Hello, Our current web application url reveals the class package structure to the end user. This is because in web.xml the servlet mapping tag is as follows Servlet_ name /servlet/com.xxx.yyy.ClassName
Is there any way by which i can hide the package structure. i.e com.xxx.yyy.ClassName to just ClassName?
Thanks Sameer
Yes. Fix your web.xml url mappings.
If for some bizarre reason this isn't possible you could add this filter in front to rewrite the urls:
This is recognizeable as an old and vulrenable feature of Tomcat's builtin InvokerServlet. To fix this, disable it in Tomcat's /conf.web.xml by removing or outcommenting the <servlet> and <servlet-mapping> entries associated with <servlet-name>invoker</servlet-name>.

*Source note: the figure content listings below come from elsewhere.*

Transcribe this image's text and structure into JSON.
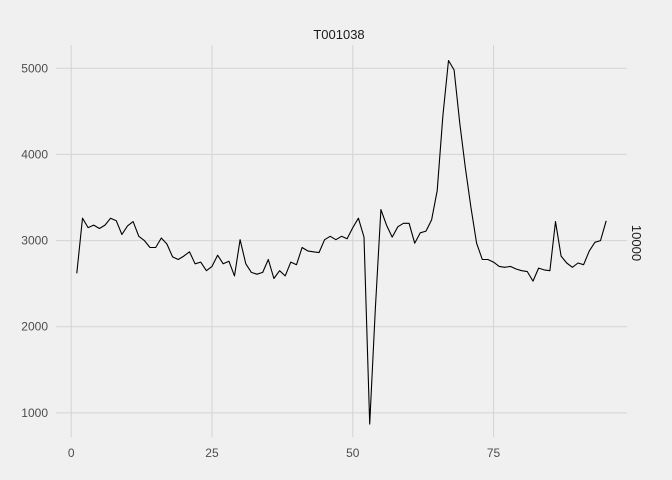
{
  "chart_data": {
    "type": "line",
    "title": "T001038",
    "facet_label": "10000",
    "xlabel": "",
    "ylabel": "",
    "xlim": [
      -2.7,
      98.7
    ],
    "ylim": [
      720,
      5270
    ],
    "x_ticks": [
      0,
      25,
      50,
      75
    ],
    "y_ticks": [
      1000,
      2000,
      3000,
      4000,
      5000
    ],
    "grid": true,
    "background": "#f0f0f0",
    "grid_color": "#d4d4d4",
    "line_color": "#000000",
    "series": [
      {
        "x": [
          1,
          2,
          3,
          4,
          5,
          6,
          7,
          8,
          9,
          10,
          11,
          12,
          13,
          14,
          15,
          16,
          17,
          18,
          19,
          20,
          21,
          22,
          23,
          24,
          25,
          26,
          27,
          28,
          29,
          30,
          31,
          32,
          33,
          34,
          35,
          36,
          37,
          38,
          39,
          40,
          41,
          42,
          43,
          44,
          45,
          46,
          47,
          48,
          49,
          50,
          51,
          52,
          53,
          54,
          55,
          56,
          57,
          58,
          59,
          60,
          61,
          62,
          63,
          64,
          65,
          66,
          67,
          68,
          69,
          70,
          71,
          72,
          73,
          74,
          75,
          76,
          77,
          78,
          79,
          80,
          81,
          82,
          83,
          84,
          85,
          86,
          87,
          88,
          89,
          90,
          91,
          92,
          93,
          94,
          95
        ],
        "values": [
          2620,
          3260,
          3150,
          3180,
          3140,
          3180,
          3260,
          3230,
          3070,
          3170,
          3220,
          3050,
          3000,
          2920,
          2920,
          3030,
          2960,
          2810,
          2780,
          2820,
          2870,
          2730,
          2750,
          2650,
          2700,
          2830,
          2730,
          2760,
          2590,
          3010,
          2730,
          2630,
          2610,
          2630,
          2780,
          2560,
          2650,
          2590,
          2750,
          2720,
          2920,
          2880,
          2870,
          2860,
          3010,
          3050,
          3010,
          3050,
          3020,
          3150,
          3260,
          3040,
          870,
          2200,
          3360,
          3180,
          3040,
          3160,
          3200,
          3200,
          2970,
          3090,
          3110,
          3240,
          3580,
          4450,
          5090,
          4980,
          4360,
          3840,
          3380,
          2970,
          2780,
          2780,
          2750,
          2700,
          2690,
          2700,
          2670,
          2650,
          2640,
          2530,
          2680,
          2660,
          2650,
          3220,
          2820,
          2740,
          2690,
          2740,
          2720,
          2880,
          2980,
          3000,
          3230
        ]
      }
    ]
  }
}
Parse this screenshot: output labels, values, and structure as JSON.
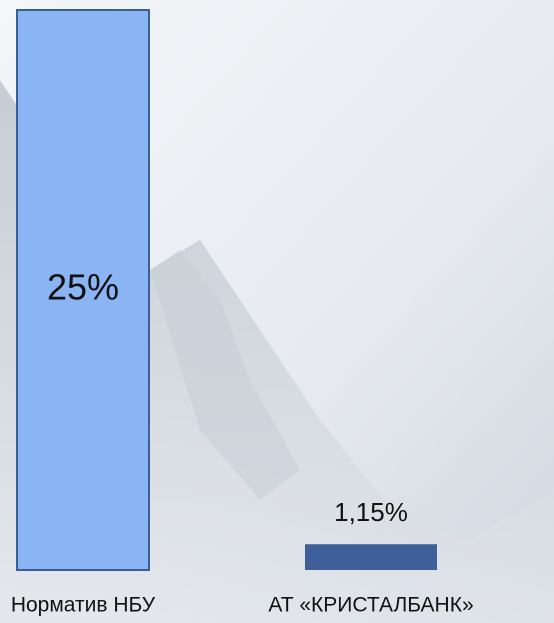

This was a security hole in the ancient Tomcat versions and was fixed in Tomcat 5 and upwards where it is been deprecated and by default disabled. It will be removed in Tomcat 7.
You need to explicitly define all of the servlets in webapp's web.xml yourself along with a decent url-pattern. If you have pretty a lot of servlets, consider the Front Controller Pattern, i.e. just only one servlet which delegates and executes the desired business logic based on under each the request method, request URI, request pathinfo and so on.